Waltzes of death, folksong riddles, haunted/haunting songs infused with decay and loss. The effect is jarring, Marc Bolan plays Skip Spence, and it works brilliantly. The album feels genuinely tortured. The descending slide riffs at the end of ‘The Killers’ are what it sounds like to lose one’s mind.
(I feel compelled here to point out that it doesn’t matter whether TS is genuinely tortured or not. All that matters is what I am — or you, or him, or her are — able to hear in the music.)
And this album gives me chills. It feels personal, as if there’s a world to be gained or lost in its songs. The emotional chaos on Sleeper is palpable, and necessary, rather than something added because that’s what the genre recipe book called for. This record is covered in clotted blood, an endless dry hemophilia.
It figures the Ty Segall album that sounds least like ‘Ty Segall’ (the brand) would be the one to connect with me, to make me listen again and again.
The sawing string hums, the disintegrating violas, that close ‘Queen Lullaby’ are heartstopping.
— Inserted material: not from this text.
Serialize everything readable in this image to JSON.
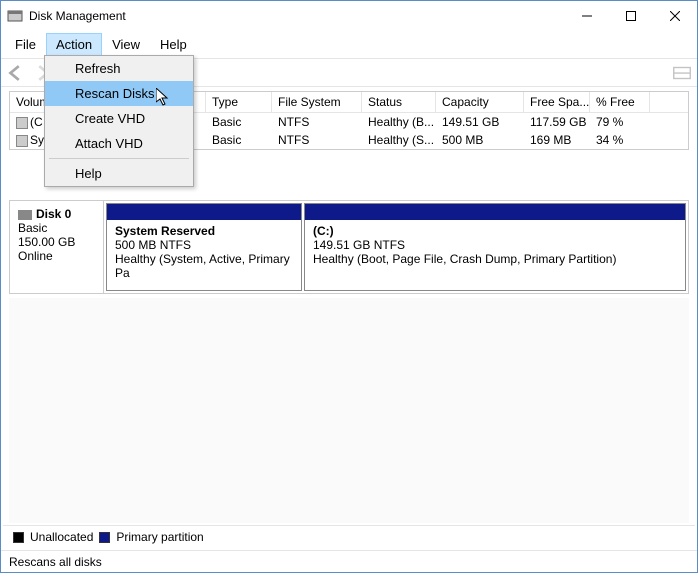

The way they then turn into the end of the world, a rise of low dead groaning feedback, has to be heard to be believed. It’s the coolest sound I’ve heard all year.
The album ends with a respite, an escape so light it reminds me of early Wilco, called ‘The West’. It’s calm deep breaths say everything will one day be alright, if only for a while. As endings go, it’s effective. Arriving after a half-hour or emotional horror, the sentiment is earned. When TS ends the song with an unselfconscious “Whoo!”, I can’t help but feel genuinely happy. For myself as well as him. On Sleeper, Ty Segall looks some serious darkness straight in the face and comes away laughing, if only for a moment.
That’s a hard trick to pull off in day-to-day life, to say nothing of art. What a great goddamn album. I’m stunned.